There are still some missing features and random bugs, but they will hopefully be worked out by the time drupal 4.5 comes out.

moshe weitzman’s picture

thanks for the compliment on mailhandler and mailalias. i wrote mailhandler with the specific hope that moblog like apps would be written on top of them. kudos to you, javanaut.

i will soon be using these modules regularly.

javanaut’s picture

Thank you, too!

Once d4.5 comes out, I'll be more inclined to polish up these modules. Currently, mime_registry digs into the internals of other modules to create nodes, and at this point, all supported modules are moving targets. I'm quickly throwing together a video module that's basically 90% filestore2 (thanks gordon!) with some video format/conversion features added onto it. My phone posts audio and video in 3gpp format, which most browsers have no clue what to do with. MPlayer to the rescue! I've been working on it for about 2 hours, and I'm half done ;)

javanaut’s picture

Simple Mime Registry:
mime_registry.tgz

Buggy, incomplete (but mostly working) Moblog:
moblog.module

Note, these were developed as a single module, then were quickly refactored. There may be remnants of one still resident in the other.

I'm starting to collect modules that I'd like to publish on drupal.org. I know Kjartan has been on sabbatical, so I will wait until he is ready.

moshe weitzman’s picture

i suggest completing the cvs access form again if you did so already.
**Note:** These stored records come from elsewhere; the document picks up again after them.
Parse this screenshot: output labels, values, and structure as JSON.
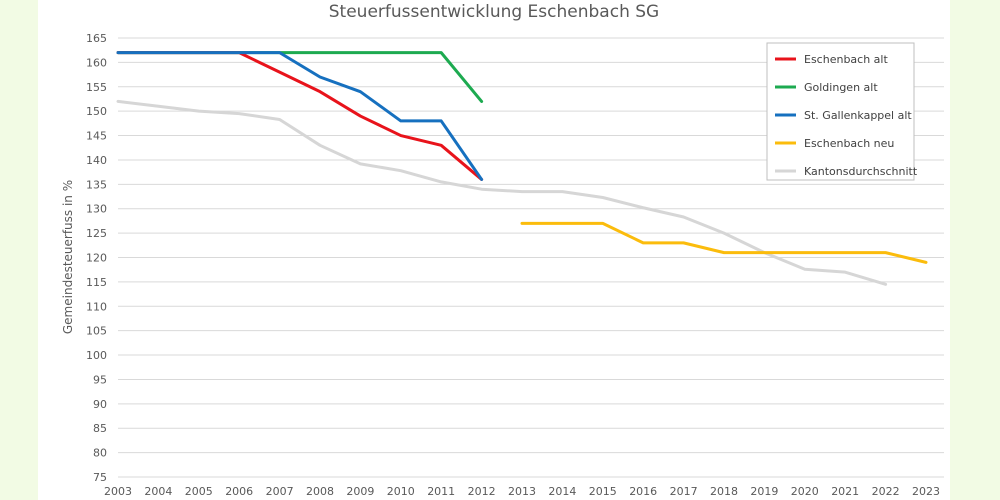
{
  "chart_data": {
    "type": "line",
    "title": "Steuerfussentwicklung Eschenbach SG",
    "xlabel": "",
    "ylabel": "Gemeindesteuerfuss in %",
    "categories": [
      "2003",
      "2004",
      "2005",
      "2006",
      "2007",
      "2008",
      "2009",
      "2010",
      "2011",
      "2012",
      "2013",
      "2014",
      "2015",
      "2016",
      "2017",
      "2018",
      "2019",
      "2020",
      "2021",
      "2022",
      "2023"
    ],
    "ylim": [
      75,
      165
    ],
    "yticks": [
      75,
      80,
      85,
      90,
      95,
      100,
      105,
      110,
      115,
      120,
      125,
      130,
      135,
      140,
      145,
      150,
      155,
      160,
      165
    ],
    "grid": true,
    "legend_position": "top-right",
    "series": [
      {
        "name": "Eschenbach alt",
        "color": "#e8131b",
        "values": [
          162,
          162,
          162,
          162,
          158,
          154,
          149,
          145,
          143,
          136,
          null,
          null,
          null,
          null,
          null,
          null,
          null,
          null,
          null,
          null,
          null
        ]
      },
      {
        "name": "Goldingen alt",
        "color": "#1daa50",
        "values": [
          162,
          162,
          162,
          162,
          162,
          162,
          162,
          162,
          162,
          152,
          null,
          null,
          null,
          null,
          null,
          null,
          null,
          null,
          null,
          null,
          null
        ]
      },
      {
        "name": "St. Gallenkappel alt",
        "color": "#1670bf",
        "values": [
          162,
          162,
          162,
          162,
          162,
          157,
          154,
          148,
          148,
          136,
          null,
          null,
          null,
          null,
          null,
          null,
          null,
          null,
          null,
          null,
          null
        ]
      },
      {
        "name": "Eschenbach neu",
        "color": "#fbbc0c",
        "values": [
          null,
          null,
          null,
          null,
          null,
          null,
          null,
          null,
          null,
          null,
          127,
          127,
          127,
          123,
          123,
          121,
          121,
          121,
          121,
          121,
          119
        ]
      },
      {
        "name": "Kantonsdurchschnitt",
        "color": "#d6d6d6",
        "values": [
          152,
          151,
          150,
          149.5,
          148.3,
          143,
          139.2,
          137.8,
          135.5,
          134,
          133.5,
          133.5,
          132.3,
          130.2,
          128.3,
          125,
          121,
          117.6,
          117,
          114.5,
          null
        ]
      }
    ]
  }
}
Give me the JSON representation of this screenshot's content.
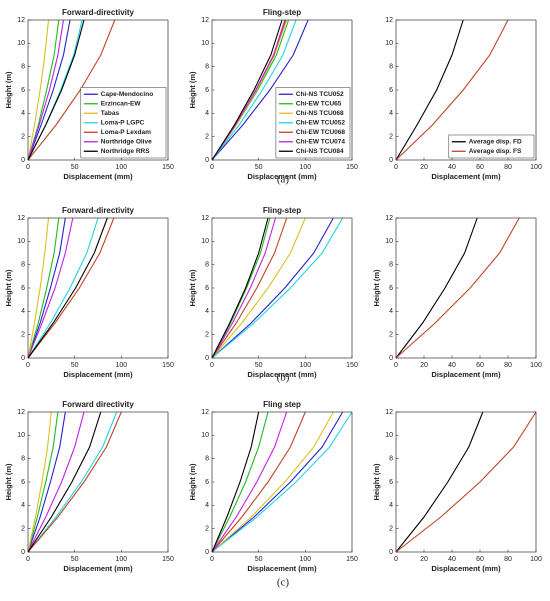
{
  "captions": [
    "(a)",
    "(b)",
    "(c)"
  ],
  "chart_data": [
    {
      "type": "line",
      "title": "Forward-directivity",
      "xlabel": "Displacement (mm)",
      "ylabel": "Height (m)",
      "xlim": [
        0,
        150
      ],
      "ylim": [
        0,
        12
      ],
      "xticks": [
        0,
        50,
        100,
        150
      ],
      "yticks": [
        0,
        2,
        4,
        6,
        8,
        10,
        12
      ],
      "legend": "lower right",
      "y": [
        0,
        3,
        6,
        9,
        12
      ],
      "series": [
        {
          "name": "Cape-Mendocino",
          "color": "#2323c8",
          "x": [
            0,
            14,
            27,
            38,
            45
          ]
        },
        {
          "name": "Erzincan-EW",
          "color": "#22bb22",
          "x": [
            0,
            11,
            20,
            28,
            33
          ]
        },
        {
          "name": "Tabas",
          "color": "#ddc022",
          "x": [
            0,
            7,
            13,
            18,
            22
          ]
        },
        {
          "name": "Loma-P LGPC",
          "color": "#22d4e4",
          "x": [
            0,
            19,
            35,
            49,
            58
          ]
        },
        {
          "name": "Loma-P Lexdam",
          "color": "#c04428",
          "x": [
            0,
            30,
            56,
            78,
            93
          ]
        },
        {
          "name": "Northridge Olive",
          "color": "#c022e0",
          "x": [
            0,
            12,
            23,
            32,
            38
          ]
        },
        {
          "name": "Northridge RRS",
          "color": "#000000",
          "x": [
            0,
            19,
            36,
            50,
            60
          ]
        }
      ]
    },
    {
      "type": "line",
      "title": "Fling-step",
      "xlabel": "Displacement (mm)",
      "ylabel": "Height (m)",
      "xlim": [
        0,
        150
      ],
      "ylim": [
        0,
        12
      ],
      "xticks": [
        0,
        50,
        100,
        150
      ],
      "yticks": [
        0,
        2,
        4,
        6,
        8,
        10,
        12
      ],
      "legend": "lower right",
      "y": [
        0,
        3,
        6,
        9,
        12
      ],
      "series": [
        {
          "name": "Chi-NS TCU052",
          "color": "#2323c8",
          "x": [
            0,
            33,
            62,
            87,
            103
          ]
        },
        {
          "name": "Chi-EW TCU65",
          "color": "#22bb22",
          "x": [
            0,
            26,
            49,
            69,
            82
          ]
        },
        {
          "name": "Chi-NS TCU068",
          "color": "#ddc022",
          "x": [
            0,
            26,
            48,
            67,
            80
          ]
        },
        {
          "name": "Chi-EW TCU052",
          "color": "#22d4e4",
          "x": [
            0,
            29,
            54,
            76,
            90
          ]
        },
        {
          "name": "Chi-EW TCU068",
          "color": "#c04428",
          "x": [
            0,
            25,
            47,
            66,
            79
          ]
        },
        {
          "name": "Chi-EW TCU074",
          "color": "#c022e0",
          "x": [
            0,
            25,
            47,
            66,
            78
          ]
        },
        {
          "name": "Chi-NS TCU084",
          "color": "#000000",
          "x": [
            0,
            24,
            45,
            63,
            75
          ]
        }
      ]
    },
    {
      "type": "line",
      "xlabel": "Displacement (mm)",
      "xlim": [
        0,
        100
      ],
      "ylim": [
        0,
        12
      ],
      "xticks": [
        0,
        20,
        40,
        60,
        80,
        100
      ],
      "yticks": [
        0,
        2,
        4,
        6,
        8,
        10,
        12
      ],
      "legend": "lower right",
      "y": [
        0,
        3,
        6,
        9,
        12
      ],
      "series": [
        {
          "name": "Average disp. FD",
          "color": "#000000",
          "x": [
            0,
            15,
            29,
            40,
            48
          ]
        },
        {
          "name": "Average disp. FS",
          "color": "#c04428",
          "x": [
            0,
            26,
            48,
            67,
            80
          ]
        }
      ]
    },
    {
      "type": "line",
      "title": "Forward-directivity",
      "xlabel": "Displacement (mm)",
      "ylabel": "Height (m)",
      "xlim": [
        0,
        150
      ],
      "ylim": [
        0,
        12
      ],
      "xticks": [
        0,
        50,
        100,
        150
      ],
      "yticks": [
        0,
        2,
        4,
        6,
        8,
        10,
        12
      ],
      "y": [
        0,
        3,
        6,
        9,
        12
      ],
      "series": [
        {
          "color": "#2323c8",
          "x": [
            0,
            13,
            24,
            34,
            40
          ]
        },
        {
          "color": "#22bb22",
          "x": [
            0,
            11,
            20,
            28,
            33
          ]
        },
        {
          "color": "#ddc022",
          "x": [
            0,
            7,
            13,
            18,
            22
          ]
        },
        {
          "color": "#22d4e4",
          "x": [
            0,
            24,
            45,
            63,
            75
          ]
        },
        {
          "color": "#c04428",
          "x": [
            0,
            29,
            55,
            77,
            92
          ]
        },
        {
          "color": "#c022e0",
          "x": [
            0,
            15,
            29,
            40,
            48
          ]
        },
        {
          "color": "#000000",
          "x": [
            0,
            27,
            51,
            71,
            85
          ]
        }
      ]
    },
    {
      "type": "line",
      "title": "Fling-step",
      "xlabel": "Displacement (mm)",
      "ylabel": "Height (m)",
      "xlim": [
        0,
        150
      ],
      "ylim": [
        0,
        12
      ],
      "xticks": [
        0,
        50,
        100,
        150
      ],
      "yticks": [
        0,
        2,
        4,
        6,
        8,
        10,
        12
      ],
      "y": [
        0,
        3,
        6,
        9,
        12
      ],
      "series": [
        {
          "color": "#2323c8",
          "x": [
            0,
            42,
            78,
            109,
            130
          ]
        },
        {
          "color": "#22bb22",
          "x": [
            0,
            20,
            37,
            52,
            62
          ]
        },
        {
          "color": "#ddc022",
          "x": [
            0,
            32,
            60,
            84,
            100
          ]
        },
        {
          "color": "#22d4e4",
          "x": [
            0,
            45,
            84,
            118,
            140
          ]
        },
        {
          "color": "#c04428",
          "x": [
            0,
            26,
            48,
            67,
            80
          ]
        },
        {
          "color": "#c022e0",
          "x": [
            0,
            22,
            41,
            57,
            68
          ]
        },
        {
          "color": "#000000",
          "x": [
            0,
            19,
            36,
            50,
            60
          ]
        }
      ]
    },
    {
      "type": "line",
      "xlabel": "Displacement (mm)",
      "ylabel": "Height (m)",
      "xlim": [
        0,
        100
      ],
      "ylim": [
        0,
        12
      ],
      "xticks": [
        0,
        20,
        40,
        60,
        80,
        100
      ],
      "yticks": [
        0,
        2,
        4,
        6,
        8,
        10,
        12
      ],
      "y": [
        0,
        3,
        6,
        9,
        12
      ],
      "series": [
        {
          "color": "#000000",
          "x": [
            0,
            19,
            35,
            49,
            58
          ]
        },
        {
          "color": "#c04428",
          "x": [
            0,
            28,
            53,
            74,
            88
          ]
        }
      ]
    },
    {
      "type": "line",
      "title": "Forward directivity",
      "xlabel": "Displacement (mm)",
      "ylabel": "Height (m)",
      "xlim": [
        0,
        150
      ],
      "ylim": [
        0,
        12
      ],
      "xticks": [
        0,
        50,
        100,
        150
      ],
      "yticks": [
        0,
        2,
        4,
        6,
        8,
        10,
        12
      ],
      "y": [
        0,
        3,
        6,
        9,
        12
      ],
      "series": [
        {
          "color": "#2323c8",
          "x": [
            0,
            13,
            24,
            34,
            40
          ]
        },
        {
          "color": "#22bb22",
          "x": [
            0,
            10,
            19,
            27,
            32
          ]
        },
        {
          "color": "#ddc022",
          "x": [
            0,
            8,
            15,
            21,
            25
          ]
        },
        {
          "color": "#22d4e4",
          "x": [
            0,
            30,
            57,
            80,
            95
          ]
        },
        {
          "color": "#c04428",
          "x": [
            0,
            32,
            60,
            84,
            100
          ]
        },
        {
          "color": "#c022e0",
          "x": [
            0,
            19,
            36,
            50,
            60
          ]
        },
        {
          "color": "#000000",
          "x": [
            0,
            25,
            47,
            66,
            78
          ]
        }
      ]
    },
    {
      "type": "line",
      "title": "Fling step",
      "xlabel": "Displacement (mm)",
      "ylabel": "Height (m)",
      "xlim": [
        0,
        150
      ],
      "ylim": [
        0,
        12
      ],
      "xticks": [
        0,
        50,
        100,
        150
      ],
      "yticks": [
        0,
        2,
        4,
        6,
        8,
        10,
        12
      ],
      "y": [
        0,
        3,
        6,
        9,
        12
      ],
      "series": [
        {
          "color": "#2323c8",
          "x": [
            0,
            45,
            84,
            118,
            140
          ]
        },
        {
          "color": "#22bb22",
          "x": [
            0,
            19,
            36,
            50,
            60
          ]
        },
        {
          "color": "#ddc022",
          "x": [
            0,
            42,
            78,
            109,
            130
          ]
        },
        {
          "color": "#22d4e4",
          "x": [
            0,
            48,
            90,
            126,
            150
          ]
        },
        {
          "color": "#c04428",
          "x": [
            0,
            32,
            60,
            84,
            100
          ]
        },
        {
          "color": "#c022e0",
          "x": [
            0,
            26,
            48,
            67,
            80
          ]
        },
        {
          "color": "#000000",
          "x": [
            0,
            16,
            30,
            42,
            50
          ]
        }
      ]
    },
    {
      "type": "line",
      "xlabel": "Displacement (mm)",
      "ylabel": "Height (m)",
      "xlim": [
        0,
        100
      ],
      "ylim": [
        0,
        12
      ],
      "xticks": [
        0,
        20,
        40,
        60,
        80,
        100
      ],
      "yticks": [
        0,
        2,
        4,
        6,
        8,
        10,
        12
      ],
      "y": [
        0,
        3,
        6,
        9,
        12
      ],
      "series": [
        {
          "color": "#000000",
          "x": [
            0,
            20,
            37,
            52,
            62
          ]
        },
        {
          "color": "#c04428",
          "x": [
            0,
            32,
            60,
            84,
            100
          ]
        }
      ]
    }
  ]
}
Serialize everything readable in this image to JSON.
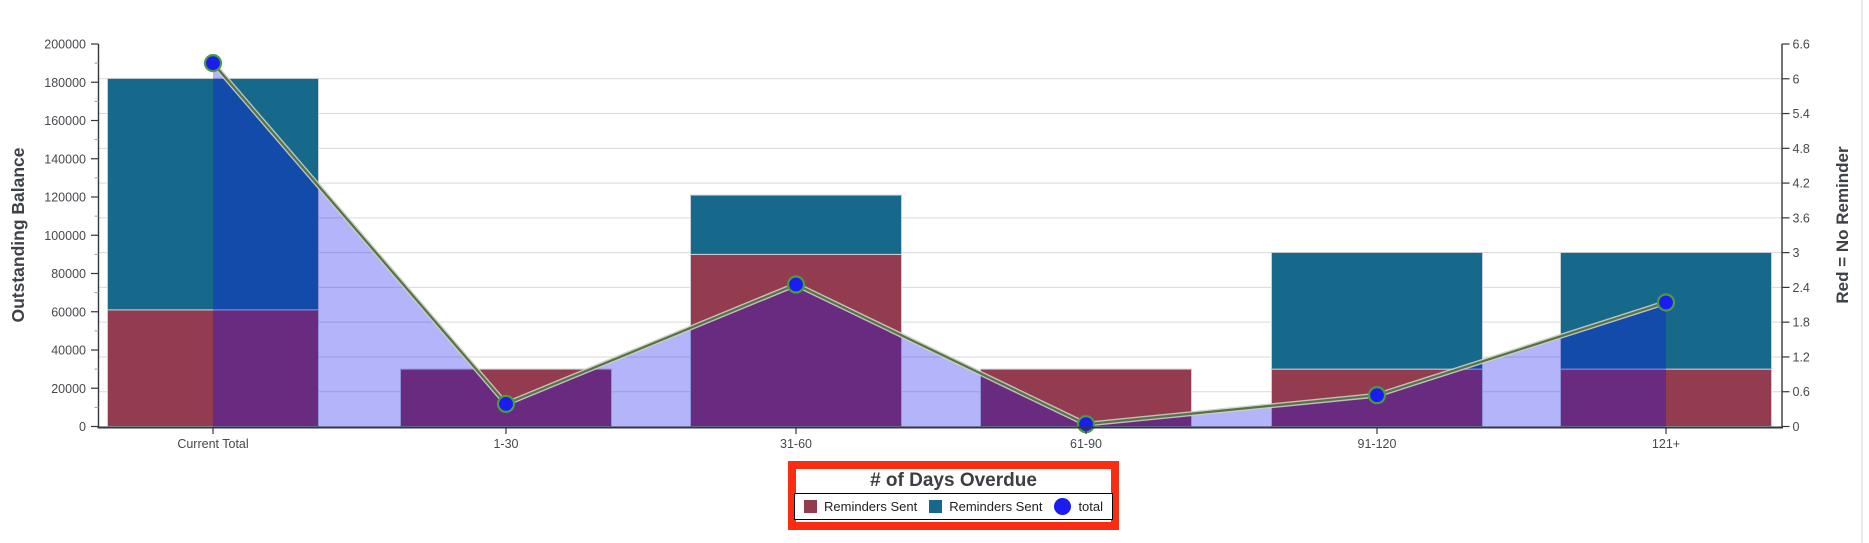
{
  "chart_data": {
    "type": "combo",
    "title": "",
    "xlabel": "# of Days Overdue",
    "categories": [
      "Current Total",
      "1-30",
      "31-60",
      "61-90",
      "91-120",
      "121+"
    ],
    "left_axis": {
      "label": "Outstanding Balance",
      "min": 0,
      "max": 200000,
      "tick_labels": [
        "0",
        "20000",
        "40000",
        "60000",
        "80000",
        "100000",
        "120000",
        "140000",
        "160000",
        "180000",
        "200000"
      ],
      "minor_tick_step": 10000
    },
    "right_axis": {
      "label": "Red = No Reminder",
      "min": 0,
      "max": 6.6,
      "tick_labels": [
        "0",
        "0.6",
        "1.2",
        "1.8",
        "2.4",
        "3",
        "3.6",
        "4.2",
        "4.8",
        "5.4",
        "6",
        "6.6"
      ]
    },
    "gridlines": {
      "follow": "right_axis",
      "step": 0.6,
      "color": "#DADADA"
    },
    "axis_color": "#33373B",
    "tick_text_color": "#45494E",
    "title_color": "#3E4247",
    "series": [
      {
        "name": "Reminders Sent",
        "type": "bar",
        "stack": "overdue",
        "axis": "left",
        "color": "#943C4F",
        "border_color": "#C9CED2",
        "values": [
          61000,
          30000,
          90000,
          30000,
          30000,
          30000
        ]
      },
      {
        "name": "Reminders Sent",
        "type": "bar",
        "stack": "overdue",
        "axis": "left",
        "color": "#17698C",
        "border_color": "#C9CED2",
        "values": [
          121000,
          0,
          31000,
          0,
          61000,
          61000
        ]
      },
      {
        "name": "total",
        "type": "area-line-marker",
        "axis": "right",
        "area_color": "rgba(5,5,238,0.30)",
        "line_color": "#587247",
        "line_halo_color": "rgba(201,207,194,0.9)",
        "marker_fill": "#1A1CF0",
        "marker_stroke": "#4C9A44",
        "values": [
          6.27,
          0.39,
          2.45,
          0.04,
          0.54,
          2.14
        ]
      }
    ]
  },
  "legend": {
    "items": [
      {
        "label": "Reminders Sent",
        "color": "#943C4F",
        "marker": "square"
      },
      {
        "label": "Reminders Sent",
        "color": "#17698C",
        "marker": "square"
      },
      {
        "label": "total",
        "color": "#1A1CF0",
        "marker": "circle"
      }
    ]
  },
  "annotation": {
    "highlight_color": "#FA2D12"
  },
  "frame": {
    "divider_color": "#E2E2E2"
  }
}
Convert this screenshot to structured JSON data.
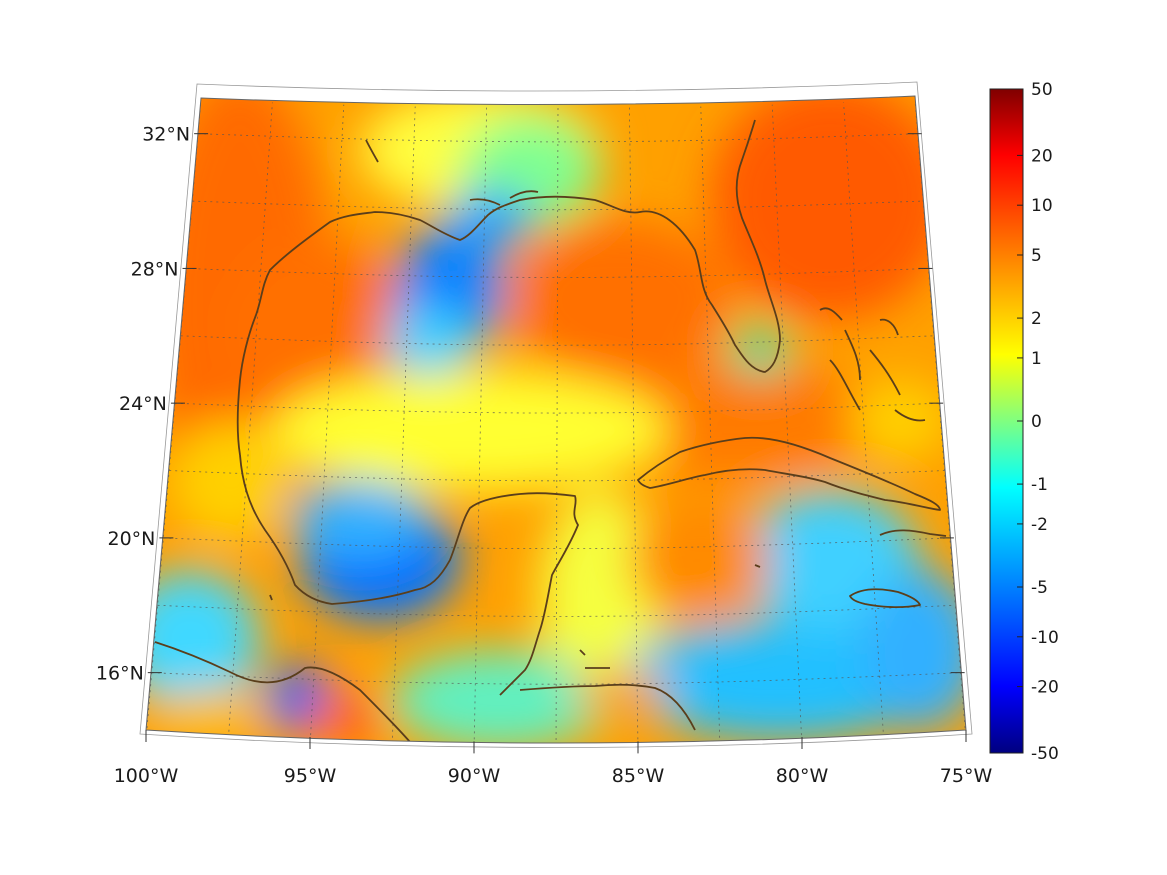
{
  "map": {
    "projection": "conic",
    "extent": {
      "lon_min": -100,
      "lon_max": -75,
      "lat_min": 14,
      "lat_max": 33
    },
    "grid_lines": "dotted",
    "coastline_color": "#5a3e1b",
    "colormap": "jet"
  },
  "axes": {
    "lon_ticks": [
      {
        "value": -100,
        "label": "100°W"
      },
      {
        "value": -95,
        "label": "95°W"
      },
      {
        "value": -90,
        "label": "90°W"
      },
      {
        "value": -85,
        "label": "85°W"
      },
      {
        "value": -80,
        "label": "80°W"
      },
      {
        "value": -75,
        "label": "75°W"
      }
    ],
    "lat_ticks": [
      {
        "value": 16,
        "label": "16°N"
      },
      {
        "value": 20,
        "label": "20°N"
      },
      {
        "value": 24,
        "label": "24°N"
      },
      {
        "value": 28,
        "label": "28°N"
      },
      {
        "value": 32,
        "label": "32°N"
      }
    ]
  },
  "colorbar": {
    "scale": "symmetric-log",
    "ticks": [
      "50",
      "20",
      "10",
      "5",
      "2",
      "1",
      "0",
      "-1",
      "-2",
      "-5",
      "-10",
      "-20",
      "-50"
    ],
    "colors": [
      "#800000",
      "#ff0000",
      "#ff8000",
      "#ffff00",
      "#80ff80",
      "#00ffff",
      "#0080ff",
      "#0000ff",
      "#000080"
    ]
  }
}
looking forward to seeing your modules in Contrib.

javanaut’s picture

..well, one of them was recycled:

mime_registry.module: as per discussion above
moblog.module: uses mailhandler+mime_registry to let users post via email. Still slightly buggy, but it's at least in CVS now.
friendlist.module: social networking module (n-degrees of separation, friend-of-a-friend-of-a-friend-of-a...). This mod is incomplete.

I'm personally interested in developing a WebDAV module that uses this, as well as a generic "attached_file" analog. First, however, I think a better way of attaching and associating nodes needs to come about. I also think much of this functionality for document management belongs in drupal core.